Socio-economic impacts of the deployment of improved fuel efficient stoves: The ILF uganda commercialization program
Field Actions Science Report
ENEA Consulting, 89 rue Réaumur, Paris, France; International Lifeline Fund, P.O. Box 70, Adol Palino Road, Lira, Uganda
Biomass accounts for 91% of the total energy used in Uganda, but is often used unsustainably: if deforestation continues at the present rate, it could lead to the destruction of all Ugandan forests by 2050. As a consequence, wood and charcoal are becoming scarce and their price is increasing. Fuel Efficient Stoves are a way to tackle these issues by decreasing the amount of biomass used for cooking. International Lifeline Fund (ILF) has launched in 2008 the cookstove Uganda Commercialization Program in the region of Lira. The program consists in the local production of improved Fuel Efficient Stoves and their selling to households by local vendors.

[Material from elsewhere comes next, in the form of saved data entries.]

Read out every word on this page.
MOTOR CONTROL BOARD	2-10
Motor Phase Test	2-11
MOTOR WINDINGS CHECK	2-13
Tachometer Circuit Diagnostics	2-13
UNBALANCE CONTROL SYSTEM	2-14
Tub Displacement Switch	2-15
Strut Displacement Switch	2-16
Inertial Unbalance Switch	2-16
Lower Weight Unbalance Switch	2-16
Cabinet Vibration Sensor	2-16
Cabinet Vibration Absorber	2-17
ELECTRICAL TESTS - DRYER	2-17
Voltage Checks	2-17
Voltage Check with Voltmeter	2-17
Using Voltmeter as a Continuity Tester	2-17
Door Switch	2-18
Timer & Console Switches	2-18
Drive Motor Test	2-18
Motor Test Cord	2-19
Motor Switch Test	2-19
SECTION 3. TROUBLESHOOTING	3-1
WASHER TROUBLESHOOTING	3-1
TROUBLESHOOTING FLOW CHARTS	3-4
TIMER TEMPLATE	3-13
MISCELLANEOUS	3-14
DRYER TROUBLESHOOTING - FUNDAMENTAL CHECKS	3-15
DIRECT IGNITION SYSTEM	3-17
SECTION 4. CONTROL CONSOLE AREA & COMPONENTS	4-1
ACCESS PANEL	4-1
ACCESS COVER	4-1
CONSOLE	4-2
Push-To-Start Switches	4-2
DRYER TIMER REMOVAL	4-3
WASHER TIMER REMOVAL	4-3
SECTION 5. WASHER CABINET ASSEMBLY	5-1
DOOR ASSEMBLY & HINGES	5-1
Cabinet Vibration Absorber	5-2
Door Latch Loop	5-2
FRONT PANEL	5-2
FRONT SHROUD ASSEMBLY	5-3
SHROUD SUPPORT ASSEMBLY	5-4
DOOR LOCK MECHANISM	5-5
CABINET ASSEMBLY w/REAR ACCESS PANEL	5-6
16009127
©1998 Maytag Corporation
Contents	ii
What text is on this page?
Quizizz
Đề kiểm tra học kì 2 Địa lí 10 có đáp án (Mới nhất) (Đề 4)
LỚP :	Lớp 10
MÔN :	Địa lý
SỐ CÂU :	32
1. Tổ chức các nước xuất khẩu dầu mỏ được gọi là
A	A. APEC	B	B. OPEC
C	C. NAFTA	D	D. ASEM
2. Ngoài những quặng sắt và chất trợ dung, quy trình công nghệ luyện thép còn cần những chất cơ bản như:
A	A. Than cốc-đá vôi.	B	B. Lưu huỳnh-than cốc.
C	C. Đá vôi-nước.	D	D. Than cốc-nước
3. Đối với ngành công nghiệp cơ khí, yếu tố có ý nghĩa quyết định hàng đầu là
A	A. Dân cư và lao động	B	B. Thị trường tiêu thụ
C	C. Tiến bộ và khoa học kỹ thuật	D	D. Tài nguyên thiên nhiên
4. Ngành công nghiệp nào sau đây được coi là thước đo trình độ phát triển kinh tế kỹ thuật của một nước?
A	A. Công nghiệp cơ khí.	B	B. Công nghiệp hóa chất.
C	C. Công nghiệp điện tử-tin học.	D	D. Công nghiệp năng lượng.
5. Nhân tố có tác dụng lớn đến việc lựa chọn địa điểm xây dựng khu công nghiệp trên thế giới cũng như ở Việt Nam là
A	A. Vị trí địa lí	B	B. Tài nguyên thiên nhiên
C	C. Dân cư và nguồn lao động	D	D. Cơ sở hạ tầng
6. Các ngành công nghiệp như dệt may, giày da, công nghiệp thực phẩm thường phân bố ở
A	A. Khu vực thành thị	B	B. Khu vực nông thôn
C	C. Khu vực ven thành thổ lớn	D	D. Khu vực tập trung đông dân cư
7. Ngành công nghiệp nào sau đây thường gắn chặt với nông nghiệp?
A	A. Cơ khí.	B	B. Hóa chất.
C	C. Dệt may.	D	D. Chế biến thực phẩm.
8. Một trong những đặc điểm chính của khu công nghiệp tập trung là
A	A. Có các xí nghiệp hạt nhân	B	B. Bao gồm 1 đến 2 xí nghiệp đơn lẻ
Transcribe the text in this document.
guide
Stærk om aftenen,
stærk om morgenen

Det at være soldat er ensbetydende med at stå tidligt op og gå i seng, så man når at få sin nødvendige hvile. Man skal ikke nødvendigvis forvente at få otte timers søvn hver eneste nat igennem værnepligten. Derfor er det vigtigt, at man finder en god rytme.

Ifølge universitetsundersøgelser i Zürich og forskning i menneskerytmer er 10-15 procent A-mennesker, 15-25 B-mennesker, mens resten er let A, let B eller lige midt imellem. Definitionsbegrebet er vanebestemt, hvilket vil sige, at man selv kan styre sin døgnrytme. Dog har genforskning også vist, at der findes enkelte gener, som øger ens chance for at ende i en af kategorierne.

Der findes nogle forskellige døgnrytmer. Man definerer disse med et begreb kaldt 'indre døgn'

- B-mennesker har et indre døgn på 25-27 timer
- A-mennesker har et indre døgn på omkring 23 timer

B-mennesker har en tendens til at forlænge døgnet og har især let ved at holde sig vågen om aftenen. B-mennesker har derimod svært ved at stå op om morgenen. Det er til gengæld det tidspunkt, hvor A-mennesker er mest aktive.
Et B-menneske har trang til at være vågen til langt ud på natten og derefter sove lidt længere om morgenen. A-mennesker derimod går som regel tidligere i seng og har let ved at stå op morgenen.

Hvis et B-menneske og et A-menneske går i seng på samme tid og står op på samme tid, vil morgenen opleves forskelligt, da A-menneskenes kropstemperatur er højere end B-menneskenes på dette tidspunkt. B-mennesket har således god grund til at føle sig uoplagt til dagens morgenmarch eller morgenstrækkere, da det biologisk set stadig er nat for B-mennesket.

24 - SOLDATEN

The socio-economic impacts of this program, both on end users and on the local economy, have been studied during a field mission conducted by ENEA Consulting in 2012. The ILF Fuel Efficient Stoves reduce the domestic consumption of charcoal and energetic expenditures. Interviews of end users confirmed that they feel safer with ILF Fuel Efficient Stoves than with previous devices. They also perceive a reduction of health problems linked to domestic air pollution and an increase in women’s free time. Users also report a positive impact on domestic life as the use of the cookstove reduces the quarrels between husbands and wives by keeping meals warm and ready. Finally, the main local economic benefit along the value chain of the project appears to be the direct creation of several long-term full-time jobs. Possible improvements of the business model will be suggested, in particular to ensure its long-term economic viability. © Author(s) 2015.